Dog/cat-origin quinolone-resistant Streptococcus agalactiae isolates with point mutations in quinolone resistance-determining regions: Relatedness with clonal complex 10

Abstract

ObjectiveWe aimed to investigate dog/cat-origin quinolone-resistant Streptococcus agalactiae isolates with point mutations in quinolone resistance-determining regions (QRDRs) and to define the relatedness between quinolone-resistant isolates and their microbiological features of capsular genotype, sequence type (ST)/clonal complex (CC), and antimicrobial resistance (AMR) gene. MethodsWith dog/cat-origin 22 isolates, type strain, and human-origin 6 isolates, we performed antimicrobial susceptibility testing by agar plate dilution method using levofloxacin, ciprofloxacin, and moxifloxacin. We also determined amino acid sequences in QRDRs of gyrA/gyrB/parC/parE genes and their point mutations. We conducted capsular genotyping, multilocus sequence typing, and AMR genotyping in our previous investigations. Correlations between quinolone-resistant population and their microbiological features were examined. ResultsWe found dog/cat-origin seven (31.8%) quinolone-resistant isolates harboring minimum inhibitory concentrations (MICs) of levofloxacin 16–32 μg/mL, ciprofloxacin 32 μg/mL, and moxifloxacin 2–4 μg/mL: human three isolates indicated MICs of levofloxacin 16–64 μg/mL, ciprofloxacin 32 μg/mL, and moxifloxacin 2–16 μg/mL. Point mutations Ser81Leu in gyrA and Ser79Phe/Ser79Tyr/Asp83Asn/Gly128Asp in parC were observed among these resistant isolates: mutations Leu495Ile/Val503Ile in parE was found among quinolone-nonresistant isolates.
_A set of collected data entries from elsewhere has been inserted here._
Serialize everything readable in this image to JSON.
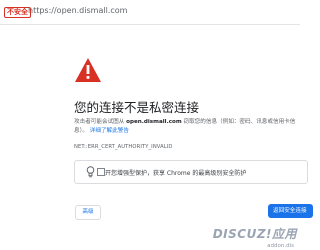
{
  "address_bar": {
    "security_label": "不安全",
    "url": "https://open.dismall.com"
  },
  "error": {
    "icon": "warning-triangle-icon",
    "title": "您的连接不是私密连接",
    "desc_prefix": "攻击者可能会试图从",
    "domain": "open.dismall.com",
    "desc_middle": "窃取您的信息（例如：密码、讯息或信用卡信息）。",
    "learn_more": "详细了解此警告",
    "error_code": "NET::ERR_CERT_AUTHORITY_INVALID"
  },
  "safe_browsing": {
    "icon": "lightbulb-icon",
    "text": "开您增强型保护，获享 Chrome 的最高级别安全防护"
  },
  "buttons": {
    "advanced": "高级",
    "back_to_safety": "返回安全连接"
  },
  "watermark": {
    "brand": "DISCUZ!应用",
    "sub": "addon.dis"
  },
  "colors": {
    "warning_red": "#d93025",
    "link_blue": "#1a73e8",
    "primary_button": "#1a73e8"
  }
}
There was a significant correlation between dog/cat-origin quinolone-resistant population and ST10 (p = 0.023)/CC10 (p = 0.021). ConclusionTo our best knowledge, this is the first report assessing dog/cat-origin quinolone-resistant S. agalactiae. Our observations could be applied in future, by veterinarians while treating dogs and cats with clinical symptoms/signs suggestive of streptococcal infections.